Um die Unterstützung für bereits bestehende ökumenische Initiativen zum Friedensaufbau in Kolumbien zu stärken, regte der Zentralausschuss die gemeinsame Ausrichtung einer Internationalen Kolumbienkonsultation mit dem Lateinamerikanischen Kirchenrat (CLAI) an, um „die Möglichkeiten für ein Begleitprogramm und/oder ein ökumenisches Forum zur Unterstützung der Kirchen und Menschen in Kolumbien und ihrer Friedensarbeit auszuloten“.
Bei der Skizzierung der Thematik für die Mitglieder des Zentralausschusses wurde Bezug genommen auf den Bericht der UN-Menschenrechtskommissarin (UNHCHR) 2010, in dem kolumbianische Menschenrechtsaktivisten tiefe Besorgnis über „die zunehmenden Drohungen und die Stigmatisierung verschiedener Kategorien von Menschenrechtsaktivisten“ ausdrückten.

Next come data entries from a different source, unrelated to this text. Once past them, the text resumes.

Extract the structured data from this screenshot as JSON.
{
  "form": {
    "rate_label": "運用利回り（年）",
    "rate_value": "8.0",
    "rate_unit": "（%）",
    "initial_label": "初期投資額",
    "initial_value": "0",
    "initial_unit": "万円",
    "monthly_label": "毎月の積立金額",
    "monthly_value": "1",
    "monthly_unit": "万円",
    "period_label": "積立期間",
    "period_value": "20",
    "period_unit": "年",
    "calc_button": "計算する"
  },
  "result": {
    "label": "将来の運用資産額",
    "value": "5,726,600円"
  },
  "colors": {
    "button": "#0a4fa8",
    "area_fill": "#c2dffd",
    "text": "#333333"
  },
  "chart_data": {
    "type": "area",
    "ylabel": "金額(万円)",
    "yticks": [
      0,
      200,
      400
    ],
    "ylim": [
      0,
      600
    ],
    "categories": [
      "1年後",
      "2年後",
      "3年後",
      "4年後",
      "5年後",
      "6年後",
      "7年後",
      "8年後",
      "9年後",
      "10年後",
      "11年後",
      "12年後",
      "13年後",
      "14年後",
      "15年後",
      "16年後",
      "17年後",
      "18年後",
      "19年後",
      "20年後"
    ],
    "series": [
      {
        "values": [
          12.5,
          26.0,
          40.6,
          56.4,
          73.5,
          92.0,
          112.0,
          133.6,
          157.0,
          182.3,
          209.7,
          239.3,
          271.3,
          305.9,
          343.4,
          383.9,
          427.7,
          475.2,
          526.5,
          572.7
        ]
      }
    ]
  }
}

Der UNHCHR-Bericht erwähnt Fälle von Tötungen, Drohungen, willkürlichen Festnahmen und Verhaftungen, Sexualstraftaten, Einbrüchen in Privatwohnungen und Büros, illegale Überwachung durch Geheimdienste und Informationsdiebstahl durch „Mitglieder von rechtswidrigen bewaffneten Gruppen, die aus der paramilitärischen Demobilisierung und Guerillagruppen hervorgingen, insbesondere der FARC, und, in manchen Fällen, durch Mitglieder von Sicherheitsdiensten“.
Die Erklärung wendet sich auch an die Staatengemeinschaft und ruft die Regierungen auf, „die Auswirkungen von Handelsbestimmungen auf die Menschenrechte zu prüfen, bevor sie ein Freihandelsabkommen mit Kolumbien unterzeichnen, und eine nachhaltige Politik zu verfolgen, die besonderes Augenmerk auf den Schutz der Bauern, der indigenen Bevölkerung, der Afro-Kolumbianer und der Gewerkschafter legt, weil deren Rechte durch die in Kolumbien tätigen transnationalen Konzerne stark beeinträchtigt werden“.